4. Differential Abundance: First, we generated a generalized linear model (GLM) for each taxa, based on a Gaussian distribution. Then p-values were calculated
using an analysis of variance test (ANOVA) of each model and were adjusted using the‘bonferroni’ method . Microorganisms with p-value < 0.05 were considered to be differentially abundant.
[0007] In variations, any suitable combination of the steps described above can be performed in any suitable sequence, frequency, and time.
[0008] Examples of the following information that can be generated by this pipeline:
a. PC A plots: PC A plots of CLR data where samples are colored by
condition.
b. Differential Abundance: A table with microorganisms with differential abundance, including the average abundance, standard deviation and number of samples analyzed for each condition. One table is generated for each comparison. If none microorganism was found to be differentially abundant, no table and plots are generated.
c. Box Plots: Box plot of CLR data for differentially abundant taxa at each condition. Only 6 taxa with the lowest p-values are plotted.
d. Heatmaps: For each microorganism with differential abundance, a
heatmap of CLR data divided by condition.

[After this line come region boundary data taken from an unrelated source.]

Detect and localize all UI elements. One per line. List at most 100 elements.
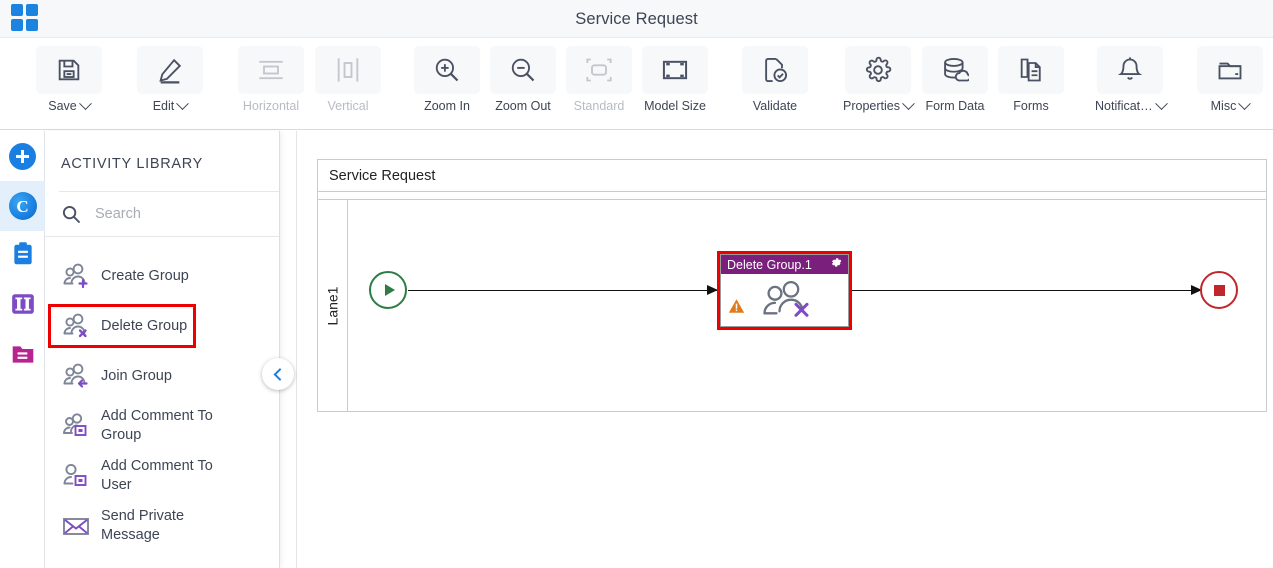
columns-icon [10, 291, 36, 322]
task-delete-group[interactable]: Delete Group.1 [717, 251, 852, 330]
toolbar-button-label-text: Properties [843, 99, 900, 113]
gear-icon [844, 46, 911, 94]
page-title: Service Request [575, 10, 698, 28]
lane: Lane1 Delete Group.1 [318, 200, 1266, 411]
bell-icon [1097, 46, 1164, 94]
toolbar-button-label-text: Misc [1210, 99, 1237, 113]
toolbar-button-label: Properties [843, 96, 915, 113]
task-body [721, 274, 848, 326]
search-row [45, 192, 279, 237]
toolbar-button-misc[interactable]: Misc [1197, 46, 1263, 124]
list-item-join-group[interactable]: Join Group [45, 351, 279, 401]
toolbar-button-edit[interactable]: Edit [137, 46, 203, 124]
toolbar-button-label-text: Horizontal [242, 99, 300, 113]
toolbar-button-label: Form Data [925, 99, 984, 113]
activity-list: Create Group Delete Group Join Group Add Co… [45, 237, 279, 568]
toolbar-button-label: Notificat… [1095, 96, 1168, 113]
search-input[interactable] [93, 205, 243, 223]
add-comment-user-icon [61, 461, 101, 491]
toolbar-button-label: Horizontal [243, 99, 299, 113]
list-item-create-group[interactable]: Create Group [45, 251, 279, 301]
toolbar-button-label-text: Validate [752, 99, 798, 113]
lane-body[interactable]: Delete Group.1 [348, 200, 1266, 411]
list-item-send-private-message[interactable]: Send Private Message [45, 501, 279, 551]
rail-item-add-new[interactable] [0, 131, 45, 181]
warning-triangle-icon [728, 298, 745, 319]
list-item-add-comment-to-user[interactable]: Add Comment To User [45, 451, 279, 501]
toolbar-button-save[interactable]: Save [36, 46, 102, 124]
list-item-label: Send Private Message [101, 508, 185, 543]
toolbar-button-label-text: Zoom Out [495, 99, 551, 113]
toolbar-button-label-text: Save [48, 99, 77, 113]
join-group-icon [61, 361, 101, 391]
end-event[interactable] [1200, 271, 1238, 309]
toolbar-button-notificat[interactable]: Notificat… [1095, 46, 1168, 124]
diagram-canvas[interactable]: Service Request Lane1 Delete Group.1 [296, 131, 1273, 568]
toolbar-button-zoom-in[interactable]: Zoom In [414, 46, 480, 124]
horizontal-align-icon [238, 46, 304, 94]
create-group-icon [61, 261, 101, 291]
toolbar-button-validate[interactable]: Validate [742, 46, 808, 124]
task-title: Delete Group.1 [727, 257, 812, 272]
toolbar-button-label-text: Forms [1013, 99, 1049, 113]
panel-collapse-button[interactable] [262, 358, 294, 390]
vertical-align-icon [315, 46, 381, 94]
rail-item-columns[interactable] [0, 281, 45, 331]
toolbar-button-form-data[interactable]: Form Data [922, 46, 988, 124]
list-item-label: Delete Group [101, 317, 188, 334]
title-bar: Service Request [0, 0, 1273, 38]
toolbar-button-label: Standard [574, 99, 625, 113]
pool-spacer [318, 192, 1266, 200]
add-new-icon [9, 142, 36, 170]
rail-item-collaboration[interactable]: C [0, 181, 45, 231]
pool[interactable]: Service Request Lane1 Delete Group.1 [317, 159, 1267, 412]
list-item-label: Add Comment To Group [101, 408, 213, 443]
toolbar-button-label-text: Model Size [644, 99, 706, 113]
chevron-down-icon [902, 96, 915, 110]
toolbar-button-label-text: Form Data [925, 99, 985, 113]
start-event[interactable] [369, 271, 407, 309]
list-item-add-comment-to-group[interactable]: Add Comment To Group [45, 401, 279, 451]
toolbar-button-vertical: Vertical [315, 46, 381, 124]
toolbar-button-label: Forms [1013, 99, 1048, 113]
list-item-label: Join Group [101, 367, 172, 384]
toolbar-button-label: Edit [152, 96, 190, 113]
collaboration-icon: C [8, 192, 37, 220]
chevron-down-icon [78, 96, 92, 110]
gear-icon[interactable] [830, 256, 843, 274]
standard-size-icon [566, 46, 632, 94]
list-item-label: Create Group [101, 267, 189, 284]
delete-group-icon [61, 311, 101, 341]
forms-copy-icon [998, 46, 1064, 94]
delete-group-icon [758, 279, 812, 324]
lane-label-text: Lane1 [324, 286, 341, 325]
toolbar-button-label: Zoom In [424, 99, 470, 113]
activity-library-panel: ACTIVITY LIBRARY Create Group Delete Grou… [45, 131, 280, 568]
toolbar-button-model-size[interactable]: Model Size [642, 46, 708, 124]
envelope-message-icon [61, 511, 101, 541]
toolbar-button-label-text: Standard [573, 99, 625, 113]
chevron-down-icon [176, 96, 190, 110]
model-size-icon [642, 46, 708, 94]
folder-icon [10, 341, 36, 372]
toolbar-button-label: Validate [753, 99, 797, 113]
toolbar-button-label-text: Notificat… [1095, 99, 1153, 113]
toolbar-button-properties[interactable]: Properties [843, 46, 915, 124]
toolbar-button-horizontal: Horizontal [238, 46, 304, 124]
toolbar: Save Edit Horizontal Vertical Zoom In Zoom Ou… [0, 38, 1273, 130]
toolbar-button-forms[interactable]: Forms [998, 46, 1064, 124]
rail-item-clipboard[interactable] [0, 231, 45, 281]
sequence-flow-1[interactable] [408, 284, 718, 295]
list-item-delete-group[interactable]: Delete Group [45, 301, 279, 351]
search-icon [61, 204, 81, 224]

[0009] In variations, any suitable combination of information (e.g., types of information described above) can be generated in any suitable sequence, frequency, and time.
[0010] Embodiments of the method and/or system can include every combination and permutation of the various system components and the various method processes, including any variants (e.g., embodiments, variations, examples, specific examples, figures, etc.), where portions of embodiments of the method and/or processes described herein can be performed asynchronously (e.g., sequentially), concurrently (e.g., in parallel), or in any other suitable order by and/or using one or more instances, elements, components of, and/or other aspects of the system and/or other entities described herein.
[0011] Any of the variants described herein (e.g., embodiments, variations, examples, specific examples, figures, etc.) and/or any portion of the variants described herein can be additionally or alternatively combined, aggregated, excluded, used, performed serially, performed in parallel, and/or otherwise applied.
[0012] Portions of embodiments of the method and/or system can be embodied and/or implemented at least in part as a machine configured to receive a computer-readable
medium storing computer-readable instructions. The instructions can be executed by computer- executable components that can be integrated with the system. The computer-readable medium can be stored on any suitable computer-readable media such as RAMs, ROMs, flash memory,
EEPROMs, optical devices (CD or DVD), hard drives, floppy drives, or any suitable device. The computer-executable component can be a general or application specific processor, but any suitable dedicated hardware or hardware/firmware combination device can alternatively or additionally execute the instructions. As a person skilled in the art will recognize from the previous detailed description and from the figures and claims, modifications and changes can be made to
embodiments of the method, system, and/or variants without departing from the scope defined in the claims.